# How to train a cook on a busy station



## miash (Mar 9, 2013)

Tonight I'm in charge of training someone new to take over a busy pasta station when I leave.  He trained last night, but during the rush I jumped in because I wasn't confident that he could handle the pop. 

Last night we did 200 covers and tonight we already have 200 on the books so we'll probably do between 250-300.

Should I stand back and let him run the station while correcting and giving advice or would it be better to have someone run the stove and the other plate/run point?

Any other general tips on training for a busy station would be useful.


----------



## cacioepepe (Apr 3, 2011)

I think you should give him the rains on prep and the into the beginning of service, guiding him appropriately.  Once you see the rush on its way jump in and help execute the food.  In my opinion, no matter how good of a cook you are it's tough to pick up the nuances of a new station.  As long as he seems to putting out the quality of food that is required, let him do his thing while making sure the station is clean, pasta baskets are tapped of old pasta, the water is salted, etc.  Make him mindful of everything and teach him exactly how you do things.
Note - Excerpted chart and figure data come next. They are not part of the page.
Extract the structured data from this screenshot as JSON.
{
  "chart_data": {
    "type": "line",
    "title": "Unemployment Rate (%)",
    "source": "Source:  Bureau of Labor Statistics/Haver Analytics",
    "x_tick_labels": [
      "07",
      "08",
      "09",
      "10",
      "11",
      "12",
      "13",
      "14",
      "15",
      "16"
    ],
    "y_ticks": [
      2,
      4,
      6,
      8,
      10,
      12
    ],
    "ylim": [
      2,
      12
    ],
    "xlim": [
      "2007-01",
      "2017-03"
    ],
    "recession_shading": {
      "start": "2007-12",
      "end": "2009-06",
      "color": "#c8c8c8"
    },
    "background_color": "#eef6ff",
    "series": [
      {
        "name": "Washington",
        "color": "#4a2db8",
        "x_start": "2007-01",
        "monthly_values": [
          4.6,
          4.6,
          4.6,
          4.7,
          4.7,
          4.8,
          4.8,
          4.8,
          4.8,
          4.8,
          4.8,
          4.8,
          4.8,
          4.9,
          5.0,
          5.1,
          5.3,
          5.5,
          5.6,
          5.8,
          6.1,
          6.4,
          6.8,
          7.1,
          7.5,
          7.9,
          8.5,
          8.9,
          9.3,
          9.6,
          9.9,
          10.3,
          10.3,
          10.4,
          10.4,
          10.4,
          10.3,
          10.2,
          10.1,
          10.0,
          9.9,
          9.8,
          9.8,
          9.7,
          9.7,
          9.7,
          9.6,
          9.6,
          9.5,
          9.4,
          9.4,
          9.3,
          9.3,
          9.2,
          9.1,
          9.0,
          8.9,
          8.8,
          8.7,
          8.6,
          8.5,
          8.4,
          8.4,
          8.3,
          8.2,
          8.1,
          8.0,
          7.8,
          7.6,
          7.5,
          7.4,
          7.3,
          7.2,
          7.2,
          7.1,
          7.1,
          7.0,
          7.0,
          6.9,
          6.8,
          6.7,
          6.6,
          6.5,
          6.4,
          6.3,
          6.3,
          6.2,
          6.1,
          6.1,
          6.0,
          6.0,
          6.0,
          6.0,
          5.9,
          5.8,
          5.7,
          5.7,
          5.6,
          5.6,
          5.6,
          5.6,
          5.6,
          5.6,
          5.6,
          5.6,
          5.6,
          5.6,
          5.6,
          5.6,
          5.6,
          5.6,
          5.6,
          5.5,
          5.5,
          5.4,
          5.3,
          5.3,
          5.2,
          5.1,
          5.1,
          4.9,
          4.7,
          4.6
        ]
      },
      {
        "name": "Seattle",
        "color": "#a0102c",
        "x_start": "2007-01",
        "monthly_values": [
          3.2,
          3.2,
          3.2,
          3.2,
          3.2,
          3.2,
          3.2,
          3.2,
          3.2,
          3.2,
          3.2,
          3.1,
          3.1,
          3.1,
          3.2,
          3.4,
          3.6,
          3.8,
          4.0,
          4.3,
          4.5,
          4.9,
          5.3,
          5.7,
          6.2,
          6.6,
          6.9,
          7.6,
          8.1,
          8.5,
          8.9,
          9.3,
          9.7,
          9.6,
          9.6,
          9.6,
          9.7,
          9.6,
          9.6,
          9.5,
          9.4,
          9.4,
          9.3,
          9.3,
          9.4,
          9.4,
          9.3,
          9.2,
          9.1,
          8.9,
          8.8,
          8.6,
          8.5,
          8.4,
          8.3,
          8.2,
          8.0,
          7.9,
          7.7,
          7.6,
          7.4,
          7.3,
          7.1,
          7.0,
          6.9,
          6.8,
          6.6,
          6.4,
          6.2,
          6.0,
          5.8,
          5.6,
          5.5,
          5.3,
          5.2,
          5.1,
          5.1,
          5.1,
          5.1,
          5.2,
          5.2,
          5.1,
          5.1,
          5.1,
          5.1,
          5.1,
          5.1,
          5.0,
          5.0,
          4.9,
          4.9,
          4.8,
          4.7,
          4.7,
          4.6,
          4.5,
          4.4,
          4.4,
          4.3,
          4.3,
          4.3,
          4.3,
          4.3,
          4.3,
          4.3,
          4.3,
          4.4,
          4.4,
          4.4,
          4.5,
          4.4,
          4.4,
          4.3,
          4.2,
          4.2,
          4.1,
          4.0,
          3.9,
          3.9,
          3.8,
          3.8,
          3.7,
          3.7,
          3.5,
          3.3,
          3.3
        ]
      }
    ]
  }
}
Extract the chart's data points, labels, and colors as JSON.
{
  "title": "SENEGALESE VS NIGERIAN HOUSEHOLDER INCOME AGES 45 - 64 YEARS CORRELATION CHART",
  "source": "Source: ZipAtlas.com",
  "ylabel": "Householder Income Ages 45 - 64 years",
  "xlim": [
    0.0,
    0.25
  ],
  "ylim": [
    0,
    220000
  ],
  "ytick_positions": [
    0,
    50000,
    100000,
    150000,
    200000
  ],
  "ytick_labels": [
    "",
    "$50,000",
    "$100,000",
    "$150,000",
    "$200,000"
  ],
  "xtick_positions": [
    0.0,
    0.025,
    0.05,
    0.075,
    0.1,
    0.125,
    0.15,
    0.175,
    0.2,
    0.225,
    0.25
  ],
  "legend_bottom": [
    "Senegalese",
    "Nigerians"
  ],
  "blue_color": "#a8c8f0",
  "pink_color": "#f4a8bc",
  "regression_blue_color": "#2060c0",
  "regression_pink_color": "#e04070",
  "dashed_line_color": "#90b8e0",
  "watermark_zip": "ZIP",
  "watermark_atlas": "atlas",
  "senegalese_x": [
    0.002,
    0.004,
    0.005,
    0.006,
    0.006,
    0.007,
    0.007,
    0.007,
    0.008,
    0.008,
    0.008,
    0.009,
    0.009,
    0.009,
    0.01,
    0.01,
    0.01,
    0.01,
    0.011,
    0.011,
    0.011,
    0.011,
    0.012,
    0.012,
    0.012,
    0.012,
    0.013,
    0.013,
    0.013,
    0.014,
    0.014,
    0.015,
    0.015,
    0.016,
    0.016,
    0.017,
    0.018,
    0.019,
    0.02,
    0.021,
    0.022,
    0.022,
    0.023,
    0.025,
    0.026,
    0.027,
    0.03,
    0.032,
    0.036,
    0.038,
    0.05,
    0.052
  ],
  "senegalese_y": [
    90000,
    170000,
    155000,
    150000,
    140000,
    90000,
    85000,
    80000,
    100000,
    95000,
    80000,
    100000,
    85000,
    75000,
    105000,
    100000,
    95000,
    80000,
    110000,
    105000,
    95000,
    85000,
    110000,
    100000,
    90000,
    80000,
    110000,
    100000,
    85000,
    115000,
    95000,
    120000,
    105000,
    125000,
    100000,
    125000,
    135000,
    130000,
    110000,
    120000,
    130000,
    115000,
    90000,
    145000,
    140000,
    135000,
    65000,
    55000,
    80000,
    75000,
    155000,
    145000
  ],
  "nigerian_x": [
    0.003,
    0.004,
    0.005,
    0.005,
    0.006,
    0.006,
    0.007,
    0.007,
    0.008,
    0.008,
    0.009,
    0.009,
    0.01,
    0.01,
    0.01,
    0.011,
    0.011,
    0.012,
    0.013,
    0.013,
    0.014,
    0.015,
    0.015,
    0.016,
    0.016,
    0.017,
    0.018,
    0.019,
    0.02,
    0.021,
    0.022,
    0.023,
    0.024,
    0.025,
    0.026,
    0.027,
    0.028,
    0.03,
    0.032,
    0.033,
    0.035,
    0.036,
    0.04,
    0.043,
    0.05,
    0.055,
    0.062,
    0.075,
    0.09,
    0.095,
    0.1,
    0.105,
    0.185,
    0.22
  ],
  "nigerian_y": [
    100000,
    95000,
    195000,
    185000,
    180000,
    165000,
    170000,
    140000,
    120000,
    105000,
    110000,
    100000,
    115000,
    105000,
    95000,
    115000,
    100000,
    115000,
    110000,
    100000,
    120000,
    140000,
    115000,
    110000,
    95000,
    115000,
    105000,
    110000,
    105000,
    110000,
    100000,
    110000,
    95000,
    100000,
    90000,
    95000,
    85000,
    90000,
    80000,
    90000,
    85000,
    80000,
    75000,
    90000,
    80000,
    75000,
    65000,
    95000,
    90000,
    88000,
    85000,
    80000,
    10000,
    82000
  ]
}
Oh, and make sure he tastes everything, always. 

My biggest problem when training the new person is leaving it up to interpretation.  There are 100 ways to do any one thing, some better than others, but its important to teach someone how YOU do it, not how you've seen someone else do it.  It causes confusion.


----------



## chefed82 (May 31, 2013)

I think an important thing during training on a busy station is full immersion, there's no better way to learn than by fire it toughens the nerves and makes the person either move on or get into it. While training you should absolutely pass on the varying nuances of that particular station as well as any paterns as well as any helpful advice for service. If the person is ready to jump head first into a busy station then should prove able to handle the situations that arise with ease and a proper attitude


----------



## chefedb (Apr 3, 2010)

Let him do it ,you just back up if needed


----------



## chefcomesback (May 21, 2013)

One of the restaurants I have worked had a very busy sautee station . It would do all the vegetables and sides for an average 100 covers a week day and 200 on a weekend . When we had to fire the Lead Cook (also former sous chef ,recently demoted ) we had to put the sautee guy to the grill since he was the strongest in the line. As a Sous Chef back then I also had to cover his off days. Man... Me and the chef we realized how demanding and  difficult the station was . Our solution was to let the sautee guy train the new guy we hired the way he wanted. First 3-4 shifts the new guys was doing all the prep , replenishing the mis en place during the service and doing only 3 sides. After 2 days they have swapped the roles and the new guy was doing the most of the cooking and the sautee guy was replenishing the mis en place. 4th day he started helping him less , 5th day the new guy was pulling the station by himself on a busy day without any problem.

In short words :yes , throw the newbie into deep end but only after You give them proper training rather than "let hem figure out"


----------